Yeditepe Üniversitesi Hukuk Fakültesi Milletlerarası Özel Hukuk Ana Bilim Dalı Başkanı Prof. Dr. Nuray Ekşi, iklim mültecilerinin sadece Türkiye’nin sorunu olmadığını ve Türkiye’nin acilen ve net bir şekilde dünyaya “iklim mültecilerini” kabul etmeyeceğini duyurması gerektiğini belirtti.

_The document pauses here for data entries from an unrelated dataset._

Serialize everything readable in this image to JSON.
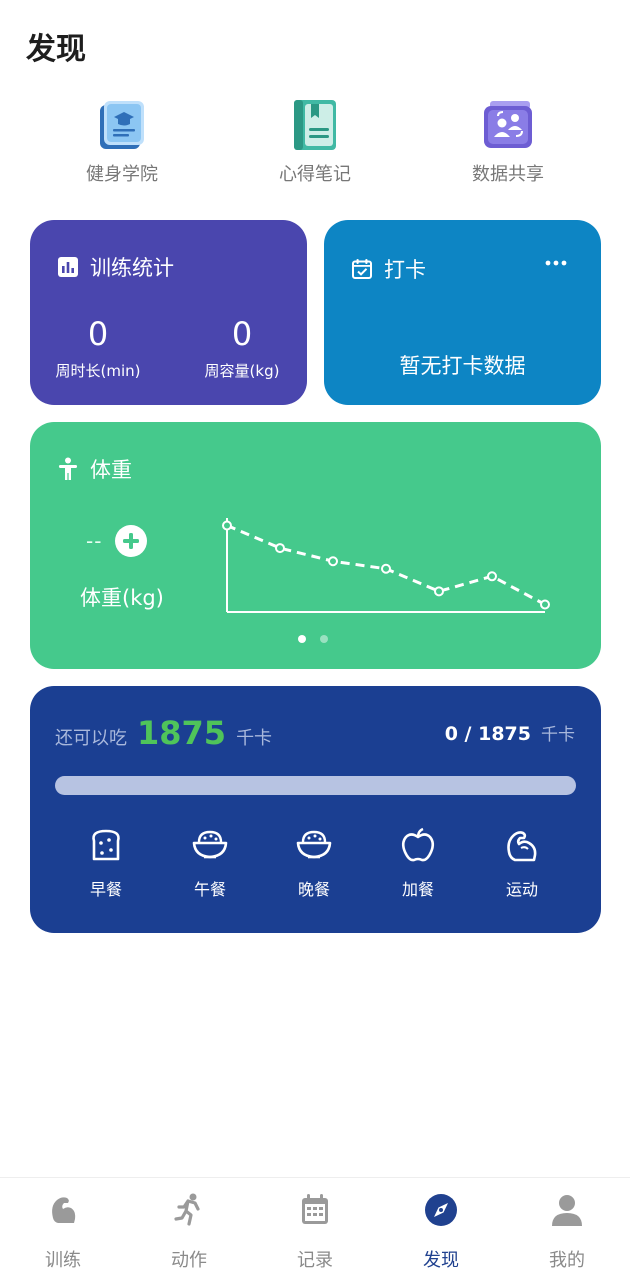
{
  "header": {
    "title": "发现"
  },
  "shortcuts": [
    {
      "label": "健身学院",
      "icon": "academy-book-icon"
    },
    {
      "label": "心得笔记",
      "icon": "notebook-icon"
    },
    {
      "label": "数据共享",
      "icon": "data-share-icon"
    }
  ],
  "training_stats": {
    "title": "训练统计",
    "icon": "bar-chart-icon",
    "weekly_duration": {
      "value": "0",
      "label": "周时长(min)"
    },
    "weekly_volume": {
      "value": "0",
      "label": "周容量(kg)"
    }
  },
  "checkin": {
    "title": "打卡",
    "icon": "calendar-check-icon",
    "empty_text": "暂无打卡数据"
  },
  "weight": {
    "title": "体重",
    "icon": "person-icon",
    "value": "--",
    "label": "体重(kg)",
    "trend": [
      0.92,
      0.68,
      0.54,
      0.46,
      0.22,
      0.38,
      0.08
    ],
    "page_count": 2,
    "active_page": 0
  },
  "diet": {
    "remaining_label": "还可以吃",
    "remaining_value": "1875",
    "unit": "千卡",
    "consumed": "0 / 1875",
    "progress": 0,
    "meals": [
      {
        "label": "早餐",
        "icon": "toast-icon"
      },
      {
        "label": "午餐",
        "icon": "rice-bowl-icon"
      },
      {
        "label": "晚餐",
        "icon": "rice-bowl-icon"
      },
      {
        "label": "加餐",
        "icon": "apple-icon"
      },
      {
        "label": "运动",
        "icon": "muscle-icon"
      }
    ]
  },
  "tabbar": {
    "active": 3,
    "items": [
      {
        "label": "训练",
        "icon": "training-icon"
      },
      {
        "label": "动作",
        "icon": "running-icon"
      },
      {
        "label": "记录",
        "icon": "calendar-icon"
      },
      {
        "label": "发现",
        "icon": "compass-icon"
      },
      {
        "label": "我的",
        "icon": "user-icon"
      }
    ]
  },
  "colors": {
    "training_card": "#4a46ae",
    "checkin_card": "#0d85c4",
    "weight_card": "#45c98c",
    "diet_card": "#1b3f92",
    "accent_green": "#4fc45a",
    "tab_active": "#20418f",
    "tab_inactive": "#8a8a8a"
  }
}
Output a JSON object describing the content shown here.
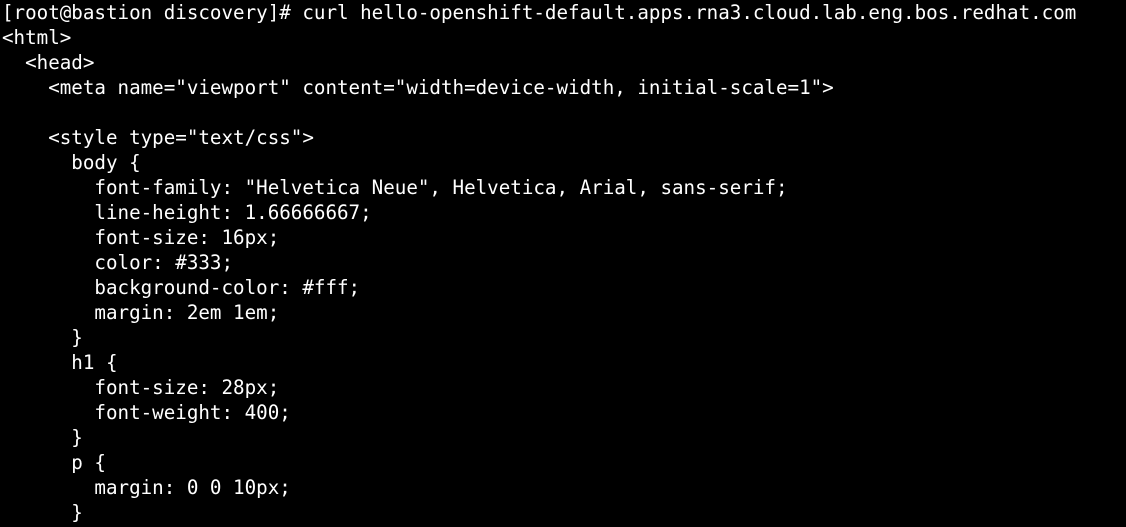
{
  "terminal": {
    "foreground": "#ffffff",
    "background": "#000000",
    "lines": [
      "[root@bastion discovery]# curl hello-openshift-default.apps.rna3.cloud.lab.eng.bos.redhat.com",
      "<html>",
      "  <head>",
      "    <meta name=\"viewport\" content=\"width=device-width, initial-scale=1\">",
      "",
      "    <style type=\"text/css\">",
      "      body {",
      "        font-family: \"Helvetica Neue\", Helvetica, Arial, sans-serif;",
      "        line-height: 1.66666667;",
      "        font-size: 16px;",
      "        color: #333;",
      "        background-color: #fff;",
      "        margin: 2em 1em;",
      "      }",
      "      h1 {",
      "        font-size: 28px;",
      "        font-weight: 400;",
      "      }",
      "      p {",
      "        margin: 0 0 10px;",
      "      }"
    ]
  }
}
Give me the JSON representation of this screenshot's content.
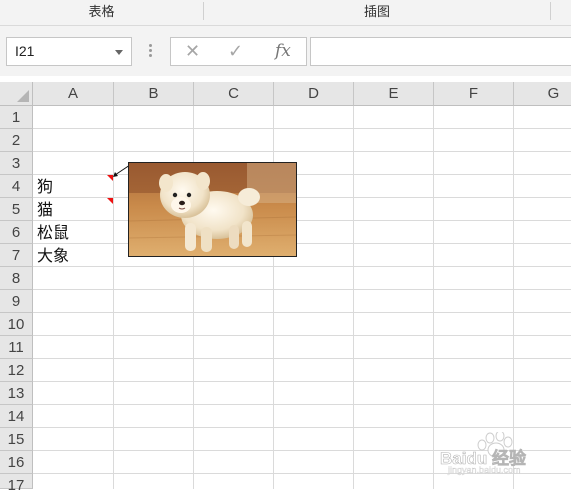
{
  "ribbon": {
    "groups": [
      {
        "label": "表格"
      },
      {
        "label": "插图"
      }
    ]
  },
  "formula_bar": {
    "name_box": "I21",
    "cancel_icon": "✕",
    "enter_icon": "✓",
    "fx_label": "fx",
    "formula": ""
  },
  "sheet": {
    "columns": [
      "A",
      "B",
      "C",
      "D",
      "E",
      "F",
      "G"
    ],
    "rows": [
      "1",
      "2",
      "3",
      "4",
      "5",
      "6",
      "7",
      "8",
      "9",
      "10",
      "11",
      "12",
      "13",
      "14",
      "15",
      "16",
      "17"
    ],
    "cells": {
      "A4": "狗",
      "A5": "猫",
      "A6": "松鼠",
      "A7": "大象"
    },
    "comment_indicators": [
      "A4",
      "A5"
    ],
    "picture": {
      "subject": "white puppy photo",
      "anchor": "B3"
    }
  },
  "watermark": {
    "text": "Baidu 经验",
    "subtext": "jingyan.baidu.com"
  },
  "colors": {
    "header_bg": "#e6e6e6",
    "gridline": "#dadada",
    "comment_indicator": "#ee1111",
    "ribbon_bg": "#f3f3f3"
  }
}
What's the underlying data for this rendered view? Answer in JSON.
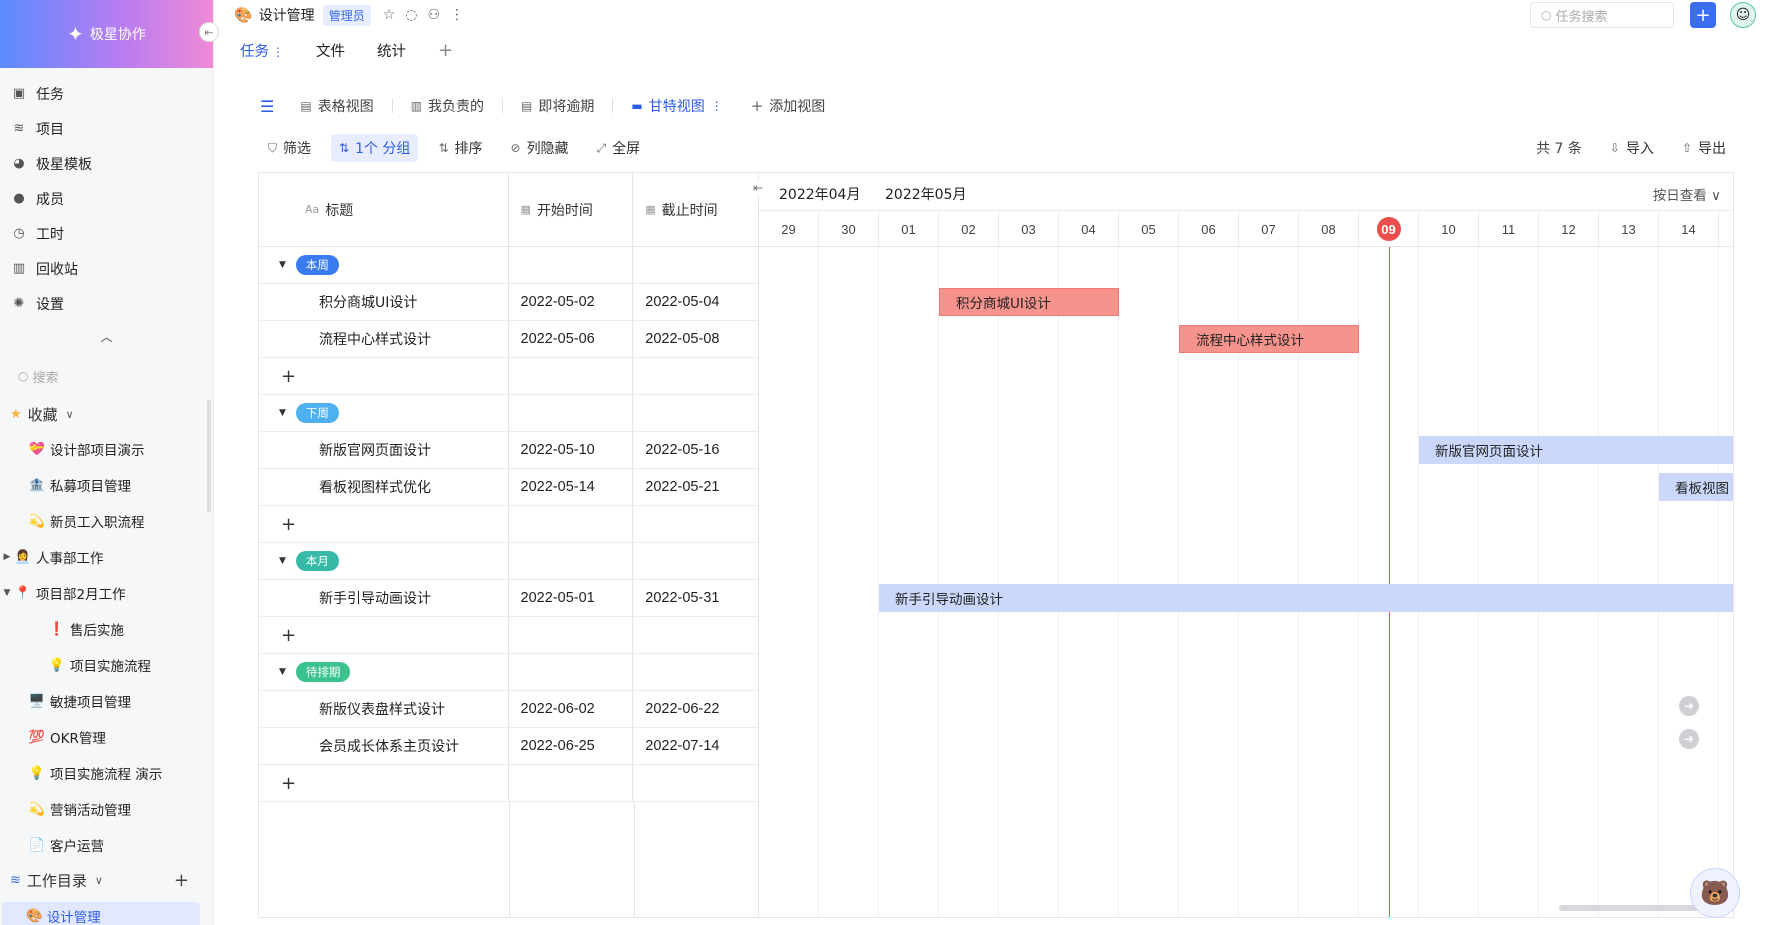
{
  "app": {
    "logo_text": "极星协作"
  },
  "sidebar": {
    "nav": [
      {
        "label": "任务",
        "icon": "task-icon"
      },
      {
        "label": "项目",
        "icon": "layers-icon"
      },
      {
        "label": "极星模板",
        "icon": "template-icon"
      },
      {
        "label": "成员",
        "icon": "user-icon"
      },
      {
        "label": "工时",
        "icon": "clock-icon"
      },
      {
        "label": "回收站",
        "icon": "trash-icon"
      },
      {
        "label": "设置",
        "icon": "gear-icon"
      }
    ],
    "search_placeholder": "搜索",
    "favorites_label": "收藏",
    "favorites": [
      {
        "emoji": "💝",
        "label": "设计部项目演示"
      },
      {
        "emoji": "🏦",
        "label": "私募项目管理"
      },
      {
        "emoji": "💫",
        "label": "新员工入职流程"
      },
      {
        "emoji": "👩‍💼",
        "label": "人事部工作"
      },
      {
        "emoji": "📍",
        "label": "项目部2月工作"
      },
      {
        "emoji": "❗",
        "label": "售后实施"
      },
      {
        "emoji": "💡",
        "label": "项目实施流程"
      },
      {
        "emoji": "🖥️",
        "label": "敏捷项目管理"
      },
      {
        "emoji": "💯",
        "label": "OKR管理"
      },
      {
        "emoji": "💡",
        "label": "项目实施流程 演示"
      },
      {
        "emoji": "💫",
        "label": "营销活动管理"
      },
      {
        "emoji": "📄",
        "label": "客户运营"
      }
    ],
    "workdir_label": "工作目录",
    "active_item": "设计管理"
  },
  "topbar": {
    "project_title": "设计管理",
    "role_badge": "管理员",
    "search_placeholder": "任务搜索"
  },
  "tabs": [
    "任务",
    "文件",
    "统计"
  ],
  "views": [
    "表格视图",
    "我负责的",
    "即将逾期",
    "甘特视图",
    "添加视图"
  ],
  "toolbar": {
    "filter": "筛选",
    "group": "1个 分组",
    "sort": "排序",
    "hide_columns": "列隐藏",
    "fullscreen": "全屏",
    "count": "共 7 条",
    "import": "导入",
    "export": "导出"
  },
  "table": {
    "headers": {
      "title": "标题",
      "start": "开始时间",
      "end": "截止时间"
    },
    "groups": [
      {
        "label": "本周",
        "color": "#3a7bf0",
        "tasks": [
          {
            "title": "积分商城UI设计",
            "start": "2022-05-02",
            "end": "2022-05-04"
          },
          {
            "title": "流程中心样式设计",
            "start": "2022-05-06",
            "end": "2022-05-08"
          }
        ]
      },
      {
        "label": "下周",
        "color": "#4fb0ef",
        "tasks": [
          {
            "title": "新版官网页面设计",
            "start": "2022-05-10",
            "end": "2022-05-16"
          },
          {
            "title": "看板视图样式优化",
            "start": "2022-05-14",
            "end": "2022-05-21"
          }
        ]
      },
      {
        "label": "本月",
        "color": "#37b9a8",
        "tasks": [
          {
            "title": "新手引导动画设计",
            "start": "2022-05-01",
            "end": "2022-05-31"
          }
        ]
      },
      {
        "label": "待排期",
        "color": "#3cc38d",
        "tasks": [
          {
            "title": "新版仪表盘样式设计",
            "start": "2022-06-02",
            "end": "2022-06-22"
          },
          {
            "title": "会员成长体系主页设计",
            "start": "2022-06-25",
            "end": "2022-07-14"
          }
        ]
      }
    ]
  },
  "gantt": {
    "months": [
      "2022年04月",
      "2022年05月"
    ],
    "scale_label": "按日查看",
    "days": [
      "29",
      "30",
      "01",
      "02",
      "03",
      "04",
      "05",
      "06",
      "07",
      "08",
      "09",
      "10",
      "11",
      "12",
      "13",
      "14"
    ],
    "today": "09",
    "bars": [
      {
        "label": "积分商城UI设计",
        "start_day": "02",
        "end_day": "04",
        "style": "red"
      },
      {
        "label": "流程中心样式设计",
        "start_day": "06",
        "end_day": "08",
        "style": "red"
      },
      {
        "label": "新版官网页面设计",
        "start_day": "10",
        "end_day": "16",
        "style": "blue"
      },
      {
        "label": "看板视图",
        "start_day": "14",
        "end_day": "21",
        "style": "blue"
      },
      {
        "label": "新手引导动画设计",
        "start_day": "01",
        "end_day": "31",
        "style": "blue"
      }
    ]
  }
}
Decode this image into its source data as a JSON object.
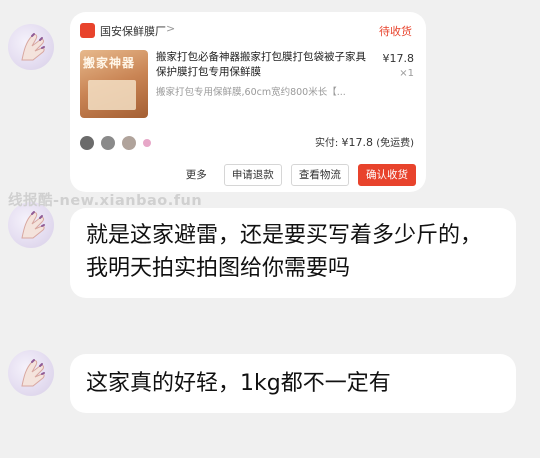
{
  "order_card": {
    "shop_name": "国安保鲜膜厂",
    "shop_chevron": ">",
    "status": "待收货",
    "product_image_text": "搬家神器",
    "product_title": "搬家打包必备神器搬家打包膜打包袋被子家具保护膜打包专用保鲜膜",
    "product_spec": "搬家打包专用保鲜膜,60cm宽约800米长【...",
    "price": "¥17.8",
    "quantity": "×1",
    "paid_label": "实付:",
    "paid_amount": "¥17.8",
    "paid_note": "(免运费)",
    "buttons": {
      "more": "更多",
      "refund": "申请退款",
      "logistics": "查看物流",
      "confirm": "确认收货"
    },
    "accent_color": "#e8432c"
  },
  "watermark": "线报酷-new.xianbao.fun",
  "messages": [
    {
      "text": "就是这家避雷，还是要买写着多少斤的，我明天拍实拍图给你需要吗"
    },
    {
      "text": "这家真的好轻，1kg都不一定有"
    }
  ],
  "colors": {
    "background": "#f0f0f0",
    "bubble": "#ffffff",
    "avatar": "#e5def1"
  }
}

İklim mültecileriyle ilgili yapılan birçok çalışmaya sanayileşmiş bir çok ülkenin taraf olmaktan kaçındığını dile getiren Prof. Dr. Ekşi, şunları kaydetti:
“Çünkü neler olacağını biliyorlar. Dünya iklim mültecileri sayısı 2020’li yıllardan itibaren giderek artacak, sel felaketleri, kuraklık gibi nedenlerden dolayı. Tarım arazileri çok değerli hale geldi. Ülkeler tarım arazilerinin bir karışına kimseyi dokundurtmuyor. Bizim de aynı şekilde iklimin yol açacağı felaketlerden hem tarım hem hayvancılığın etkilenmemesi için ciddi ve radikal adımlar atmamız gerekiyor.
Uluslararası kuruluşlar Türkiye’yi dizayn etmeye ve kendi isteklerini empoze etmeye çalışıyor. Bizim her talebin arkasında ne var, analiz etmemiz gerekiyor. Biliyorsunuz ABD Paris İklim Anlaşmasına imza atmadı. Çünkü imzalasaydı taraf olarak yükümlülükleri olacaktı. ABD iklim felaketleri sonrası yük paylaşımından kaçtığı için Paris İklim Anlaşmasına imza atmadı. Türkiye’nin de bu tür anlaşmaları imzalarken ülke menfaatlerini ön plana çıkarması gerekiyor.
Türkiye şu anda sadece sınır ülkelerde olan iç çatışmalar, iç savaşlardan etkilenen bir ülke değil. Bundan sonra göç olayının mutlak bir şekilde kontrol altına alınması gerektiğini düşünüyorum. Çünkü Afrika ülkelerinden bu şekilde bir akın olursa nasıl altından kalkacağız? Türkiye bu riske çok açık bir ülke. Şu anda bile Afrika’dan gelenlerin çoğu ekonomik ve iklimden kaynaklanan sebeplerden dolayı geliyor.”